CLOUD SERVICE MODELS · PART 3 OF 6
    

PaaS · FaaS · CaaS

The managed-compute middle — where most workloads should live

Heroku · Render · Fly · Vercel Cloud Run · Fargate · Container Apps Lambda · Cloud Functions · Workers EKS · GKE · AKS

git push → build → image → deploy → live URL

Side-by-side tour of every flavour of managed compute · cold-start economics · pricing & latency · decision matrix.
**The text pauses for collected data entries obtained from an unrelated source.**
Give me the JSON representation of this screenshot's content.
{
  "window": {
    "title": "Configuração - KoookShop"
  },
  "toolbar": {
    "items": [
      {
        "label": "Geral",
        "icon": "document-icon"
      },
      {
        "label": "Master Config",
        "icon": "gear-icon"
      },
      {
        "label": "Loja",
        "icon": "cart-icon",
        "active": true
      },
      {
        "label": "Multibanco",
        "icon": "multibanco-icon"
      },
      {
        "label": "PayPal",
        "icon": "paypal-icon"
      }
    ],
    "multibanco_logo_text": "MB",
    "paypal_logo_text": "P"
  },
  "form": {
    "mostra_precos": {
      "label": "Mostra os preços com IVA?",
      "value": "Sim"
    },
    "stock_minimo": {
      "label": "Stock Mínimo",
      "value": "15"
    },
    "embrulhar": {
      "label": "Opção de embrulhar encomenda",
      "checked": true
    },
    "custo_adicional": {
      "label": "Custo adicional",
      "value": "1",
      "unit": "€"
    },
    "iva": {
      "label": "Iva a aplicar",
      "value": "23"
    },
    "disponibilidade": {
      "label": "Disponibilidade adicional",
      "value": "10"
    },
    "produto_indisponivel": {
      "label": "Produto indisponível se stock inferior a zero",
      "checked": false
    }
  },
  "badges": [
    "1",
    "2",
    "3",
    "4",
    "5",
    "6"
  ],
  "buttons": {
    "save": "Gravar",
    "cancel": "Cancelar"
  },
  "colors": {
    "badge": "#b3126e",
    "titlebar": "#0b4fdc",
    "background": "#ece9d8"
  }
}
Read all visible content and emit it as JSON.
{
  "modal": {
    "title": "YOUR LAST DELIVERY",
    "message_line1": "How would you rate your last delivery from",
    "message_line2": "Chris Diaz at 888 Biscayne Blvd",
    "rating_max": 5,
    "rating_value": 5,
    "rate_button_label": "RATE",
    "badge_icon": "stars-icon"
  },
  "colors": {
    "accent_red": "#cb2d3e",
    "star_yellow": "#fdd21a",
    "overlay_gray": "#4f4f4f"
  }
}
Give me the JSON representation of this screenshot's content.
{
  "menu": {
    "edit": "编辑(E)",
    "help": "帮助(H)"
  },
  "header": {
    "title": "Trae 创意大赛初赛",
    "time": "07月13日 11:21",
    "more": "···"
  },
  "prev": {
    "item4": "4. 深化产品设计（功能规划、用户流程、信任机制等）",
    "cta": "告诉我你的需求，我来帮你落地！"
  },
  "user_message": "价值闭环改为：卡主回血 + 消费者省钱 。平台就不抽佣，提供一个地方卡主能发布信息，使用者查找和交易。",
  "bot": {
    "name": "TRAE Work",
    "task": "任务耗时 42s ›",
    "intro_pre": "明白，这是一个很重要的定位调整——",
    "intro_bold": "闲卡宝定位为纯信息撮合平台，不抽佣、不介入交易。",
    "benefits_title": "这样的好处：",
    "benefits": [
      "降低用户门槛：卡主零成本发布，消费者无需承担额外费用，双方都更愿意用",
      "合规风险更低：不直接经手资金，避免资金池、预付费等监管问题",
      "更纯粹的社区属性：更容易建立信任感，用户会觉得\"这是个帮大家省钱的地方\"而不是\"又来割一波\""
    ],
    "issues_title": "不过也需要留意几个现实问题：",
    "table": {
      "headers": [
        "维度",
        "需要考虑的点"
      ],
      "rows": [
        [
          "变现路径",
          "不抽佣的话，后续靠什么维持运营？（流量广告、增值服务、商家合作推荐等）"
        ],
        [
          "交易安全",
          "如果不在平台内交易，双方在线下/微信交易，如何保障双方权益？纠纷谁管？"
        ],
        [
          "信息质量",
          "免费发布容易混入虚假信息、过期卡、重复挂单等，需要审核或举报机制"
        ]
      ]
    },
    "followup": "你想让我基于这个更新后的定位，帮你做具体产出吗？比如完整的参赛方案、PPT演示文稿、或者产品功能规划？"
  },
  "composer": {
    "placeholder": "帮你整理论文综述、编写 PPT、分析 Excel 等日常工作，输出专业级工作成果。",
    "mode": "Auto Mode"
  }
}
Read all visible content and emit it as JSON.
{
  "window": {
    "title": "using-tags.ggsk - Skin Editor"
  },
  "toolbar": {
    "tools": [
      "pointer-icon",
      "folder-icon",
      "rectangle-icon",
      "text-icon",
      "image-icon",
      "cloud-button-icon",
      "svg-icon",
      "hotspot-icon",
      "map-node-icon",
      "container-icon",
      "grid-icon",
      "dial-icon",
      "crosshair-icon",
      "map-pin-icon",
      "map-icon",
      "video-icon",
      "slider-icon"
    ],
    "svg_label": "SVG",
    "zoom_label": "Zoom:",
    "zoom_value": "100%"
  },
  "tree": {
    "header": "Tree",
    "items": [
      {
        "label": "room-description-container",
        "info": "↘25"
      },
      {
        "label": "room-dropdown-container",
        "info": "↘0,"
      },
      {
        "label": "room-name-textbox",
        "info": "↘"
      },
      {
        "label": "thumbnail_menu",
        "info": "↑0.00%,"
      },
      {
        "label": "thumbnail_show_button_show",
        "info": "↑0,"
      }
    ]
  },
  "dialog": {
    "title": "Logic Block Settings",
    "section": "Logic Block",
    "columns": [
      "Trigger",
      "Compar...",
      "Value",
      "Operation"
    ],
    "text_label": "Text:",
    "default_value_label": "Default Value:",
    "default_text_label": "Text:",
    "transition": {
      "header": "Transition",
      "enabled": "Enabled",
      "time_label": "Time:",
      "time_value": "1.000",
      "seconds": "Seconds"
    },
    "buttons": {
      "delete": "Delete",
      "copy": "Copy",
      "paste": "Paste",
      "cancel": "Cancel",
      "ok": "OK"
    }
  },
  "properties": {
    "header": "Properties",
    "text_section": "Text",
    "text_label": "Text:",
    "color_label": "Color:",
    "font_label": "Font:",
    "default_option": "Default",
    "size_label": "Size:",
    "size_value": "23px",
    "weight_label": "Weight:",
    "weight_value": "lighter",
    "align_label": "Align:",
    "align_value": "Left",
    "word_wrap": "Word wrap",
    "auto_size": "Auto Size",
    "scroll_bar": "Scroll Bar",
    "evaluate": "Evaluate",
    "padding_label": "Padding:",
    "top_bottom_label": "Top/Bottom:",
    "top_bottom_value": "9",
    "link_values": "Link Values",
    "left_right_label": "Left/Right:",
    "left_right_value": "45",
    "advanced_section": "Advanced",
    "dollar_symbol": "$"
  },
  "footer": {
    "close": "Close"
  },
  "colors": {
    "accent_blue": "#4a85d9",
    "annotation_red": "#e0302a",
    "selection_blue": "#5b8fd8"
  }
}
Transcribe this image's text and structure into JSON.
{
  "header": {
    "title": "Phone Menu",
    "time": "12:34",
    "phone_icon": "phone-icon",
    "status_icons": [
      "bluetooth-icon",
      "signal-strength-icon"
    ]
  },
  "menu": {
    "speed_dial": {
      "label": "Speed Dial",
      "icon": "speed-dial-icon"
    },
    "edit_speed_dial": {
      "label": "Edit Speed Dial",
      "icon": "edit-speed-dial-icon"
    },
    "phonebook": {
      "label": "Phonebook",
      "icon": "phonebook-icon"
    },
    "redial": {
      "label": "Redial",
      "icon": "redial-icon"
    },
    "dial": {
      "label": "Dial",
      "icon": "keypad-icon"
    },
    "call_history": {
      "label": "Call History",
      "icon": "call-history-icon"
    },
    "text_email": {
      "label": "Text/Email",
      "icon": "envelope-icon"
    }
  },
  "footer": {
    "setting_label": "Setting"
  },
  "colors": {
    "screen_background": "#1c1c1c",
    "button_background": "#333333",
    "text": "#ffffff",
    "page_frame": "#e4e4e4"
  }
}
Platform · Function · Container · Choose

Topics

PaaS

Heroku-style — Render, Fly, Railway
Hyperscaler — Beanstalk, App Engine, App Service
Frontend-shaped — Vercel, Netlify, Cloudflare Pages
Buildpacks & build orchestration

CaaS

"Run my container" — Cloud Run, Fargate, Container Apps, Fly Machines
Managed Kubernetes — EKS, GKE, AKS, Autopilot
The serverless container revolution

FaaS

Lambda anatomy — invoke → init → execute
Cold starts — what causes them, what fixes them
Edge FaaS — V8 isolates (Workers, Edge Functions)
Event-driven patterns & orchestration (Step Functions)

Choosing

Cost model comparison — per-hour vs per-request
Latency profiles — cold start, warm, p99
Decision matrix & anti-patterns
Deployment strategies — blue/green, canary, rolling

The Managed-Compute Spectrum

Reading left-to-right: your unit shrinks (server → container → function), scale-to-zero gets faster, the platform handles more, and you trade away more flexibility.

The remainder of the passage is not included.